El libro de Kerr es una especie de biblia para Míchel. Lo tiene subrayado y vuelve a él de vez en cuando. Contiene gran parte de su filosofía como míster. “Una bandada de pájaros dibuja una figura en el cielo y, por turnos, hay uno que los dirige. Es más efectivo volar así que hacerlo solo, y si alguno pierde el ritmo, los demás le esperan: no hay pájaros rezagados”. U otro ejemplo: “Los líderes son narradores de historias; todas las organizaciones nacieron de una historia emocionante”. Y otro: “La camiseta no es tuya; tú eres solo el cuerpo que ahora la lleva encima”.

Si juntamos todos estos conceptos y los mezclamos sale el cóctel Míchel. Dedicación, conciencia de la historia, necesidad de compartir el compromiso, de confeccionar una mística del esfuerzo y también de la ambición. Sería como una carta de identidad a la que, por supuesto, le faltaría un ingrediente principal. No de las antípodas, sino de un lugar más cercano, como Vallecas. Míchel no se entiende sin el barrio. Sin la frutería de Benjamín y Candelas, sus padres, sin la casa de planta baja en la calle de Monte Oiz, junto a la colonia de San José: “Aquellas casitas que algunos llamaban chabolas, pero que para nosotros eran un hogar”. Luego, la familia fue algo más allá, siempre en Vallecas, a la zona de Palomeras. Pudieron acceder a una vivienda de protección oficial, “un piso que para la familia era un lujo. ¡Ir a vivir a un quinto piso! Me pasaba el día subiendo y bajando en el ascensor”.

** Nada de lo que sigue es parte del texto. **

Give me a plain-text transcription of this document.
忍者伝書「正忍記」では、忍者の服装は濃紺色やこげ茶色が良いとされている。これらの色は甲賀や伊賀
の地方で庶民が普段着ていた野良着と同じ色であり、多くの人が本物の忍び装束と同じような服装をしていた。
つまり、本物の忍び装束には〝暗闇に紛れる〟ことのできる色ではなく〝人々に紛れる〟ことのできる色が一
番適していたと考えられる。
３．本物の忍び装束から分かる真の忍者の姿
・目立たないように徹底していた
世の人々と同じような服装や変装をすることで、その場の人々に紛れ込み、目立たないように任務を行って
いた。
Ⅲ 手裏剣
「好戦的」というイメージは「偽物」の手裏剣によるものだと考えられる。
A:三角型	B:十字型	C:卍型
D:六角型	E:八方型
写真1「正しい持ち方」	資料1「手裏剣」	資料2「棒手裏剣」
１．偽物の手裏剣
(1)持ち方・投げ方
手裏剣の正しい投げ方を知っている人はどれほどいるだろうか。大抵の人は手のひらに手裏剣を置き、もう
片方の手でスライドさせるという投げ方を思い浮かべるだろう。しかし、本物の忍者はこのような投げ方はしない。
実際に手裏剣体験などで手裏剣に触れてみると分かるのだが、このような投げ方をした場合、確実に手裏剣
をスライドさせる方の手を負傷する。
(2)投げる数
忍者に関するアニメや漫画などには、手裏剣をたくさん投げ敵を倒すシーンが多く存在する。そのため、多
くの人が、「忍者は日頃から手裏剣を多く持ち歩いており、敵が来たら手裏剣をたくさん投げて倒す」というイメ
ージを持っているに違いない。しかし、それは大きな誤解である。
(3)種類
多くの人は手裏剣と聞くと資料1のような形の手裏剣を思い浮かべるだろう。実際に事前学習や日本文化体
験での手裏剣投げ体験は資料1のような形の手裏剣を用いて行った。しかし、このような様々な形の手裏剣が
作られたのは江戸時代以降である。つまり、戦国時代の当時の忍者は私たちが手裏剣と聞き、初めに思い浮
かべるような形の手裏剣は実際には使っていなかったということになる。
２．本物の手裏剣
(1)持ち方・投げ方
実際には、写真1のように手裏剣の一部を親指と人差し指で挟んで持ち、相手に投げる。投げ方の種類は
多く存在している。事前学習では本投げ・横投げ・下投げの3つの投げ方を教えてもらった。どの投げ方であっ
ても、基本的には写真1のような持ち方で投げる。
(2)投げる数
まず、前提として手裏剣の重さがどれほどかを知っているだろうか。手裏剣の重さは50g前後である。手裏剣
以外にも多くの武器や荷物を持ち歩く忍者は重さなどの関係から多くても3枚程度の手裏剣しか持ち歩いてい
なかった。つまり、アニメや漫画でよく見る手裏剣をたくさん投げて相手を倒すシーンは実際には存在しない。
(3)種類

De pequeño, Míchel estudió en el colegio Raimundo Lulio. Quizá le viene de ahí la voluntad de aprender catalán una vez aterrizado en Girona. Y de las enseñanzas de la madre, claro, que le inculcó el respeto por los demás: un asunto de educación y civilidad. Míchel, como me cuenta David Torras, jefe de comunicación del Girona, ya compartía desde sus inicios mensajes de voz privados en catalán. Y entonces, un día, empezó a utilizar en público la lengua del lugar que le acogía “no como nada extraordinario, es pura lógica: para ser feliz, cuanto más cerca estás de la gente, mejor, y para estar con la gente debo poder hablar con ellos”. Así de fácil. Míchel no pensaba que un gesto como aquél tendría tanta trascendencia. Pero la tuvo. Acabó conectando con los aficionados, asiste a sesiones de conversación con un lingüista amigo, habla con una corrección cada día más evidente, ha recibido un premio a la normalización lingüística (donde volvió a reivindicar el espíritu vallecano) y ahora, cuando la grada de animación Jovent Gironí entona el cántico de “Míchel, català”, todo el estadio del Girona rinde homenaje a quien llegó a la ciudad de los cuatro ríos para confirmar la belleza del fútbol y la digna reivindicación de la humildad.